Nestas duas últimas semanas de agosto o contato com a morte foi um acontecimento.
Dois casos ligados a pessoas mais velhas e com sofrimento intenso e um a um bebê de quatro meses, igualmente muito doente. O que todos eles tiveram em comum? A compreensão de seus familiares de que todos irão um dia e que nada é ao acaso. A clareza de que a vida é mais do que o momento presente. A serenidade diante dos fatos. A esperança do reencontro.
Diante destes acontecimentos este artigo tem como proposta refletir um pouco sobre um tema que é evitado a todo o momento e só encarado quando o fato acontece.
A perspectiva da morte concentra de alguma forma a atenção da mente. Essa perspectiva faz com que a ideia da morte e o medo que ela inspira persigam o Homem como nenhuma outra coisa. O desejo é evitar e vencê-la, negando aquilo a que todos estão destinados.
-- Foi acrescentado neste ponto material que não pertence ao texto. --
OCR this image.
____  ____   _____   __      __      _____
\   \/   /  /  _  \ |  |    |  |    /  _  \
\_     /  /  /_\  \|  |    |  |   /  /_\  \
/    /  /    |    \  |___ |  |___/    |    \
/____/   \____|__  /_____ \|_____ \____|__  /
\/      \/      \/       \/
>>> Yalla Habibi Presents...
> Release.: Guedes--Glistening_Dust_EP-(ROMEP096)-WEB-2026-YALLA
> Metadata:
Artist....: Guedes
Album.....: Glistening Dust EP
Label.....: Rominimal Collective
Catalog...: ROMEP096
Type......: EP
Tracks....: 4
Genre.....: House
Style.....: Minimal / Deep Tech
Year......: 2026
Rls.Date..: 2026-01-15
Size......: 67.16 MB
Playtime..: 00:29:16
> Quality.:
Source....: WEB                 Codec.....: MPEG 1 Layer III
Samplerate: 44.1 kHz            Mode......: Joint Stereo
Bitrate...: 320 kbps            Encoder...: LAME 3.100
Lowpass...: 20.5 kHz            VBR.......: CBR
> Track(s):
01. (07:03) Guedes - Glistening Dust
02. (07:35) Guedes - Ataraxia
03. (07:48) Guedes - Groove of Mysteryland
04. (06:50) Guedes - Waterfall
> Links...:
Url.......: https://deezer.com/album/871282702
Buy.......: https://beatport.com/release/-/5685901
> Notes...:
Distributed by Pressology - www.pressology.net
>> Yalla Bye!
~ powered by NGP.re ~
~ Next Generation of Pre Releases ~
Ao mesmo tempo em que o temor da morte está sempre presente no funcionamento psicológico do nosso instinto de autopreservação, também é total o nosso esquecimento desse temor em nossa vida consciente, mas afinal, qual o ganho ao compreendê-la?
No ensaio “Alma e Morte”, Jung escreve que é no misterioso momento do meio dia da vida que acontece o nascimento da morte, ou seja, mais ou menos entre os 35 e 45 anos, quando a curva da vida alcança o seu auge , dá-se a grande transição.
No entanto, o que se observa é que no ocidente, hoje mais do que qualquer outro período da história, a morte está sendo ignorada, travestida de sono à base de maquiagem e formol. A preparação durante a vida é para envelhecer e não morrer.
As declarações de Jung sobre a morte baseiam-se numa concepção de crença na vida, que ele nunca formulou de modo tão incisivo. Ele via a vida como um setor do Ser que transcende infinitamente os anos vividos. Chamava o fim da vida de “um segundo nascimento […] que, de fora, se parece com uma morte”, e que “a assim chamada vida” é apenas “um breve episódio entre dois grandes mistérios que, de fato, se resumem em apenas um”. (1995,p.15)
Para Jung, uma preparação bem compreendida para a morte, é o processo de individuação, onde cada pessoa tem de trilhar um caminho de destino próprio, uma individuação pessoal, para a realização do sentido da vida.
Vida é morte, morte é vida. A importância de não ignorarmos esta abordagem pode residir na qualidade do que poderíamos ganhar acreditando mais no amanhã, dando oportunidade na realização de ações realmente importantes para o bem comum, focar no que é realmente importante e relevante, pois nossa consciência sobre a finitude colaboraria para sermos seres humanos melhores, colaborando, inclusive com as nossas relações interpessoais.
Compreendendo que a vida é passageira, aproveitar cada minuto consciente de nossos ganhos e perdas de forma a conquistarmos uma vida que realmente vale a pena ser vivida, jogando fora situações que não valem a pena repetir.
Sobre isto Heidegger (2007) diz que a morte se repete em cada situação de escolha. Assumir a morte como possibilidade presente a cada instante é o mais responsável passo na busca de uma existência autêntica e criativa.
E como disse o poeta:
O tempo só anda de ida.
A gente nasce, cresce, amadurece, envelhece e morre.
Pra não morrer tem que amarrar o tempo no poste.
Eis a ciência da poesia.
Amarrar o tempo no poste.
Manoel de Barros
Referências
ANGERAMI, Valdemar Augusto – Psicoterapia Existencial. 4ª ed. – São Paulo: Thomson Learning Brasil, 2007.
JAFFÉ, Aniela et all – A Morte a luz da psicologia. 10ª ed. – São Paulo: Cultrix, 1995.
Muito bem colocado o texto Patrícia, sofremos muito com a morte, porém ela é natural assim como a vida.
O ser humano nem quer conversar sobre a morte, sempre achando que é um assunto pra depois,
se analisarmos do ponto de vista que vc escreveu é muito mais fácil de entender.